The government will pump ₹400 crore into its regional air-connectivity scheme ‘UDAN’ (Ude Desh ke Aam Naagrik) to help bridge the gap in subsidy payment.
Under UDAN — announced in October 2016 — the government is offering flights to unserved and underserved parts of the country at a subsidised fare of ₹2,500 for per hour of flight. The scheme is funded by a charge on airlines and contributions from states that provide 20% of the total subsidy cost. States in the northeastern region have to pay only 10%.
Funds were required after the aviation ministry finalised the scheme’s third phase, which almost doubled the total subsidy burden to an estimated ₹1,250 crore per annum, the official cited earlier said, requesting not to be named. The aviation ministry had approached the finance ministry for help in this regard.

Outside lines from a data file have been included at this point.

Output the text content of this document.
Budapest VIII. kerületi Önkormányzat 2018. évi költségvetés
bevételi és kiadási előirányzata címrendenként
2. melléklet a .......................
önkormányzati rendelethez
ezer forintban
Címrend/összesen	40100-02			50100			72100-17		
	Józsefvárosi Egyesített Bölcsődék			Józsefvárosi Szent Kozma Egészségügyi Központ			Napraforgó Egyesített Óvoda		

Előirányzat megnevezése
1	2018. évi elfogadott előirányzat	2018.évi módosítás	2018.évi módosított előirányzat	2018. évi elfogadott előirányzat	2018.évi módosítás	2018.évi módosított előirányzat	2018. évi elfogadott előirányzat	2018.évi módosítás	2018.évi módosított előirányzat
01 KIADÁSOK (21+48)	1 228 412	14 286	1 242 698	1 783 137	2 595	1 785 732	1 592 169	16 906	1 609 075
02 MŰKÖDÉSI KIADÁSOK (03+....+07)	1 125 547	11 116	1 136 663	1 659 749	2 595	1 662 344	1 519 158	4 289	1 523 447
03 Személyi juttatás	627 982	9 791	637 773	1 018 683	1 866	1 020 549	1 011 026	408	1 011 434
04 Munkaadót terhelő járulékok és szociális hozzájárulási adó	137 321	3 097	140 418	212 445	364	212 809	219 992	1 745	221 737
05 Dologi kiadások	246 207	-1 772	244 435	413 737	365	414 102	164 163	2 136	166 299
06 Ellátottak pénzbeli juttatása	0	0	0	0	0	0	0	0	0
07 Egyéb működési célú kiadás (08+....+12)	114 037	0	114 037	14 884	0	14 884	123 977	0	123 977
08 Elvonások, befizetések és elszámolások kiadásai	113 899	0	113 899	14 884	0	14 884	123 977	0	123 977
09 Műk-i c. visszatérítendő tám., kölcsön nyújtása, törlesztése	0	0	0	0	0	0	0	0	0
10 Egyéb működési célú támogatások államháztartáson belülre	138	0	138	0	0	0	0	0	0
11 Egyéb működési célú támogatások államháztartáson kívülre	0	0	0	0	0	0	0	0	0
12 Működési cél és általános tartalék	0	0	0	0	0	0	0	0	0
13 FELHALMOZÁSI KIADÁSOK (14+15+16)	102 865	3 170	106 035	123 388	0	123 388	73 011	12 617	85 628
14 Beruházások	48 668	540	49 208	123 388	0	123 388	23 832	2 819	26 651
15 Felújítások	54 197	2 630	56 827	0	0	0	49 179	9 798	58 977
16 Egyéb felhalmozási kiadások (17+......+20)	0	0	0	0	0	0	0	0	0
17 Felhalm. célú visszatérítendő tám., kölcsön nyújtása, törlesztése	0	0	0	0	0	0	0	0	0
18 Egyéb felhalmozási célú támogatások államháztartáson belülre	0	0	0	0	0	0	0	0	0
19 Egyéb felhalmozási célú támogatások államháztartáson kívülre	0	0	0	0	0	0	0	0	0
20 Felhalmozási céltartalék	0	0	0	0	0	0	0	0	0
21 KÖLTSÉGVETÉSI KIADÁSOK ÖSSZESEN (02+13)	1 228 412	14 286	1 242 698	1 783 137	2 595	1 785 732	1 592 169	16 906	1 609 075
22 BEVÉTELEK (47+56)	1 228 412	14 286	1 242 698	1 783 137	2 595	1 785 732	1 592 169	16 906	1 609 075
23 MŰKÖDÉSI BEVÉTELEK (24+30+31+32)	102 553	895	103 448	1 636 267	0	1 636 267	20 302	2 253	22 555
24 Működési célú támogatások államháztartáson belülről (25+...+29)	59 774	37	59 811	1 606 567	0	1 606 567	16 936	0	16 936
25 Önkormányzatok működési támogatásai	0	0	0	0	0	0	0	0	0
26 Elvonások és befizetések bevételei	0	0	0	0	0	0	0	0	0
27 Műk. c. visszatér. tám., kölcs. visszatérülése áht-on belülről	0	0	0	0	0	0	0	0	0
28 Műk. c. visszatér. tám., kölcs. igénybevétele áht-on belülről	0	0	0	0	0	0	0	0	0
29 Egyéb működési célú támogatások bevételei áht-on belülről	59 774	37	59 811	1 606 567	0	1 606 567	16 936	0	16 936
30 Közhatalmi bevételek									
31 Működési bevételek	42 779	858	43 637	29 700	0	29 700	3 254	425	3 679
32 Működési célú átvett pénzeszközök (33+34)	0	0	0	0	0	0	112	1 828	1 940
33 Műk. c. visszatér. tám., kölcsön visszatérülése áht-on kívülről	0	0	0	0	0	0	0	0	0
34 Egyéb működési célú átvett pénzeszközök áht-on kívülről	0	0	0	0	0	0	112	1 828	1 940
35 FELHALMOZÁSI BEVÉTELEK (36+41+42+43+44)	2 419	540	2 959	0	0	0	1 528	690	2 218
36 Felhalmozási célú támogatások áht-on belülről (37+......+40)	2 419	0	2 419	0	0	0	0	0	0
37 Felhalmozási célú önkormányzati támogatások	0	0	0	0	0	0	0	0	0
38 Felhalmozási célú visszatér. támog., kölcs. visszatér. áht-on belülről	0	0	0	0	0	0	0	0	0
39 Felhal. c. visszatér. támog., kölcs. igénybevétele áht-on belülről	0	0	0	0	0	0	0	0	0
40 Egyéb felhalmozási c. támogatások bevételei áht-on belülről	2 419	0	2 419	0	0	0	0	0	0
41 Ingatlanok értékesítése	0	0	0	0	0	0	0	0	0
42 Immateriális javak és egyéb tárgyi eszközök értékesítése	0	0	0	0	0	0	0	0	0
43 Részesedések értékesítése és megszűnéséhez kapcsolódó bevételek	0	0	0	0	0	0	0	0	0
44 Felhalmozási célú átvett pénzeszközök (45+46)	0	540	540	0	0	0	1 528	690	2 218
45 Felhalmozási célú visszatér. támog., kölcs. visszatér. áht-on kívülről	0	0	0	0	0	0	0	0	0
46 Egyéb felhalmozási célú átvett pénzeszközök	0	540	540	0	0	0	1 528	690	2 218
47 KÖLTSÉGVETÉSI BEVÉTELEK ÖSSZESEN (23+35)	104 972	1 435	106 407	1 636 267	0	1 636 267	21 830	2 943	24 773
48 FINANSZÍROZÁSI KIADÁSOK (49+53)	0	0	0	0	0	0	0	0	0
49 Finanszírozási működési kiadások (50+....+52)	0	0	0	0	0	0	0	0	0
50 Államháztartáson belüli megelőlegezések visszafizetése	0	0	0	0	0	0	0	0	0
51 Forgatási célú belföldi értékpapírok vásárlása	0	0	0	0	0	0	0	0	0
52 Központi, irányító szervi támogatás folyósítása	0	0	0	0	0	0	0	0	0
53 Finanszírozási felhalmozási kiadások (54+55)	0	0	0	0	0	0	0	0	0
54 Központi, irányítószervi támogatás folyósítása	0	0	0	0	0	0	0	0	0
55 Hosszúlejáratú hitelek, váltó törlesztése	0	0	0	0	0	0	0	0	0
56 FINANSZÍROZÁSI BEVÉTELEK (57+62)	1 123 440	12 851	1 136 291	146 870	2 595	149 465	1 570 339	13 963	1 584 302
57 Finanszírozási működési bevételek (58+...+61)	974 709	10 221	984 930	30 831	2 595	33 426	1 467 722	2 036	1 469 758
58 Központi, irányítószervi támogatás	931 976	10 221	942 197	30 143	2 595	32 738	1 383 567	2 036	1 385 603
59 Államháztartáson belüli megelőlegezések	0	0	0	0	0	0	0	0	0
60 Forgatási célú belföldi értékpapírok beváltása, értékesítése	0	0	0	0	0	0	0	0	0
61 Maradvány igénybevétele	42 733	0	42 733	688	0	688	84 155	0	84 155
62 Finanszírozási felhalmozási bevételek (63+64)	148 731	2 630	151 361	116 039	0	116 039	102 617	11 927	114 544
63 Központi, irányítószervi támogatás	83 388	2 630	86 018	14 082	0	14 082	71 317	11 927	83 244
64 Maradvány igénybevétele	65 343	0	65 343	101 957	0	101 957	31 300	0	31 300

“The government has agreed to pay .₹400 crore from the dividend payment that Airports Authority of India makes. This should take care of our subsidy payment in the interim,” the official said. With the funding in place, the ministry will now announce the winners for routes under the third phase.

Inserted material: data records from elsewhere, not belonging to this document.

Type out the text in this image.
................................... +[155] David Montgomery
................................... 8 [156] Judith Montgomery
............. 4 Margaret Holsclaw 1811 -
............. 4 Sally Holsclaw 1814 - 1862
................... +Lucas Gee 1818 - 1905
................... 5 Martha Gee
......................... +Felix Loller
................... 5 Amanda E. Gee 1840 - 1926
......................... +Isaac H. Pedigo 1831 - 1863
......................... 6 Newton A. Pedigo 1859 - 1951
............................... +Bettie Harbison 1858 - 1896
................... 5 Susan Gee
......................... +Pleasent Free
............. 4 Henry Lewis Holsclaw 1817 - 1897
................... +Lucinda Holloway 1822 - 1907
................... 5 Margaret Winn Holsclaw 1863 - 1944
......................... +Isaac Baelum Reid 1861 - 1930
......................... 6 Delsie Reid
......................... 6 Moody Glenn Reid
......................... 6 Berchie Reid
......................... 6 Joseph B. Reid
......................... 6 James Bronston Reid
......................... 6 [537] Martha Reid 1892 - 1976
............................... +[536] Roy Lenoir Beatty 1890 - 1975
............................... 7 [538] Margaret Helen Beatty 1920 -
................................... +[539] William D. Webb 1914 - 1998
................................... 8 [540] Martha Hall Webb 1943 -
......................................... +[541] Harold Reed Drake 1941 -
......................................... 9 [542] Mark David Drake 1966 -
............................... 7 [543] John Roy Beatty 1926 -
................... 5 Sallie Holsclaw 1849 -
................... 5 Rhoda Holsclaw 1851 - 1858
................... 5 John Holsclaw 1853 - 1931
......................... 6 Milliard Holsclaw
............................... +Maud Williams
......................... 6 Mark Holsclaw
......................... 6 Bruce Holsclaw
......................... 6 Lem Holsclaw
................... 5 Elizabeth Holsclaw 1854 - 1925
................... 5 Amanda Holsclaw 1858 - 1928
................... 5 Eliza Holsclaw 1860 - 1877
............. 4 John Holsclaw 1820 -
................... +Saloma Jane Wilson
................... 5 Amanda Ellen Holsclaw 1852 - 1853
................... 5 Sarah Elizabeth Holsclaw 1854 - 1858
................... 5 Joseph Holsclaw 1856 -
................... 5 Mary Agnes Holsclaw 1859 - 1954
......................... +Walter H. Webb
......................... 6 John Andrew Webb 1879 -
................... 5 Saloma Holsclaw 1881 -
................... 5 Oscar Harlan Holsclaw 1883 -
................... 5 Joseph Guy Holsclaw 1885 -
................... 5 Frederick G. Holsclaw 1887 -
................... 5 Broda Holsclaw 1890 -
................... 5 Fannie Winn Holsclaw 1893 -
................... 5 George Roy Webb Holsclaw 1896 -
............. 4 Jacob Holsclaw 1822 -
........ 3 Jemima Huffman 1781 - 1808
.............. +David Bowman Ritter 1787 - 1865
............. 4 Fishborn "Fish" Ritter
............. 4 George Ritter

The total subsidy outlay under the first phase of the scheme was ₹214 crore per annum, which increased to ₹500 crore in the second phase. The aviation ministry had also sought ₹200 crore to fund the second phase of the scheme.
Under phase three, the government has announced international routes and seaplane operations. While the charge on airline earns ₹370 crore annually, states contribute their respective shares to the aviation ministry. For UDAN’s international scheme, Assam is contributing ₹100 crore per annum to fund flights.
In two rounds since March 2017, the ministry has awarded more than 450 domestic routes to various airlines, providing connectivity to about 35 airports across the country. Under the third phase, seaplane operations will start in Andaman and Nicobar Islands, Gujarat and Assam.